Recurrent Memory Array Structures
Kamil Rocki
TL;DR
This work investigates augmenting LSTM with multi-memory-cell per hidden unit structures (Array-LSTM) to improve sequence modeling and generalization. It contrasts deterministic extensions (lane selection via soft attention and max-pooling) with non-deterministic, stochastic variants (stochastic output pooling and stochastic memory arrays) to mitigate overfitting. Empirical results show the Stochastic Memory Array achieves a new neural baseline on enwik8 (1.402 BPC) and competitive performance on enwik9 and enwik10, highlighting the regularizing effect of stochastic memory operations.

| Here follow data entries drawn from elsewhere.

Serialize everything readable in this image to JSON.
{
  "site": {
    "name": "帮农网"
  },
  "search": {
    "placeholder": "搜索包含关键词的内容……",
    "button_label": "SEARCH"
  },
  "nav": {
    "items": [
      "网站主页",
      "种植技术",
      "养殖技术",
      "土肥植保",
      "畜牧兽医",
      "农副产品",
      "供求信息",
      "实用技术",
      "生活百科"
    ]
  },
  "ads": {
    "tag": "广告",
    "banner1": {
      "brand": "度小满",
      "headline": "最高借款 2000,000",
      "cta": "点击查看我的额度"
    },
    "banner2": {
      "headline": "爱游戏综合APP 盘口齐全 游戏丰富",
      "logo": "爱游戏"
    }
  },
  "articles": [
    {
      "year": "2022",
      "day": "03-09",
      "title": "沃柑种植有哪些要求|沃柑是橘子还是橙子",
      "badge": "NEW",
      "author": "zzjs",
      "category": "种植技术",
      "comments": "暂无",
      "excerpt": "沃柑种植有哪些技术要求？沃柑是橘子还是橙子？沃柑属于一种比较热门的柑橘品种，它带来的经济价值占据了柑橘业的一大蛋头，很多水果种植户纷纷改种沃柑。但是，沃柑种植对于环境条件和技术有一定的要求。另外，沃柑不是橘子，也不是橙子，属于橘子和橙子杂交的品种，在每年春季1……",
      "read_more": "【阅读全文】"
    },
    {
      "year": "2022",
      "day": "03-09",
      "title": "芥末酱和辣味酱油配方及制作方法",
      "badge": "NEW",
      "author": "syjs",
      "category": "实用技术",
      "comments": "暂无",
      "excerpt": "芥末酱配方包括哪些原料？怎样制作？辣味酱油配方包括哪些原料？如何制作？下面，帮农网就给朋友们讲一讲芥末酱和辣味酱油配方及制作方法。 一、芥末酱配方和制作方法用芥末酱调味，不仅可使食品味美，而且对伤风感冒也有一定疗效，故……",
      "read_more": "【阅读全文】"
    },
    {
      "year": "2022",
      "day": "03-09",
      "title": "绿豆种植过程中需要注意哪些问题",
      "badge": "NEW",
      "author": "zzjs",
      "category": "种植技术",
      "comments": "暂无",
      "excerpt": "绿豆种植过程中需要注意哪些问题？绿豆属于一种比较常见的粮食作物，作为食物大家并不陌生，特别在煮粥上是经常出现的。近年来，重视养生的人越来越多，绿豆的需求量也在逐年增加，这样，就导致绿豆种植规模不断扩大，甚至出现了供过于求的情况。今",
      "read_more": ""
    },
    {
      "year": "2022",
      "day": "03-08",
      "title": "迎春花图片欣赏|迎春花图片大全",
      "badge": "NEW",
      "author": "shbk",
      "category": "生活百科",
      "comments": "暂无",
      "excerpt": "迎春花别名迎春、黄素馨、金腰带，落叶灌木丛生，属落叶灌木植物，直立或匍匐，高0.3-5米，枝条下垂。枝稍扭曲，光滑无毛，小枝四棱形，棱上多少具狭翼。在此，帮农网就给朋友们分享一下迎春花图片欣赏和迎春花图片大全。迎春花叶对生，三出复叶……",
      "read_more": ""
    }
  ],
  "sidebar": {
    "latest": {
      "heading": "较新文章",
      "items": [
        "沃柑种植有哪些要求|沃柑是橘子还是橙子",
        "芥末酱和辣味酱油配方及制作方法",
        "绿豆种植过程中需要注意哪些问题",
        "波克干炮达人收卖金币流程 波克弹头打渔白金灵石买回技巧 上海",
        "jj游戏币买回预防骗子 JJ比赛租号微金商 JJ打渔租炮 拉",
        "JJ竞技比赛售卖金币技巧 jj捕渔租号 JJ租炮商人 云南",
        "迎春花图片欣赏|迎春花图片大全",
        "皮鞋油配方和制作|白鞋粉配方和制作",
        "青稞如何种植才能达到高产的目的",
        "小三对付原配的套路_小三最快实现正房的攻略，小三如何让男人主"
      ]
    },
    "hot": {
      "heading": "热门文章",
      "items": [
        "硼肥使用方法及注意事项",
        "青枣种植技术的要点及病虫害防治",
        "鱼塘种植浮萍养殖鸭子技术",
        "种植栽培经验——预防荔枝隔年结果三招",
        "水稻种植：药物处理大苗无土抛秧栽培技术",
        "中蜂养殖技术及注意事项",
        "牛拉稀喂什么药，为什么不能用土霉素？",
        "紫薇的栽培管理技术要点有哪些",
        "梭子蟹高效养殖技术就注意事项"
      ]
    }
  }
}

Overall, the findings suggest that memory-augmented architectures can reach state-of-the-art compression-like predictive performance when paired with appropriate stochastic regularization and sufficient data.
Abstract
The following report introduces ideas augmenting standard Long Short Term Memory (LSTM) architecture with multiple memory cells per hidden unit in order to improve its generalization capabilities. It considers both deterministic and stochastic variants of memory operation. It is shown that the nondeterministic Array-LSTM approach improves state-of-the-art performance on character level text prediction achieving 1.402 BPC on enwik8 dataset. Furthermore, this report estabilishes baseline neural-based results of 1.12 BPC and 1.19 BPC for enwik9 and enwik10 datasets respectively.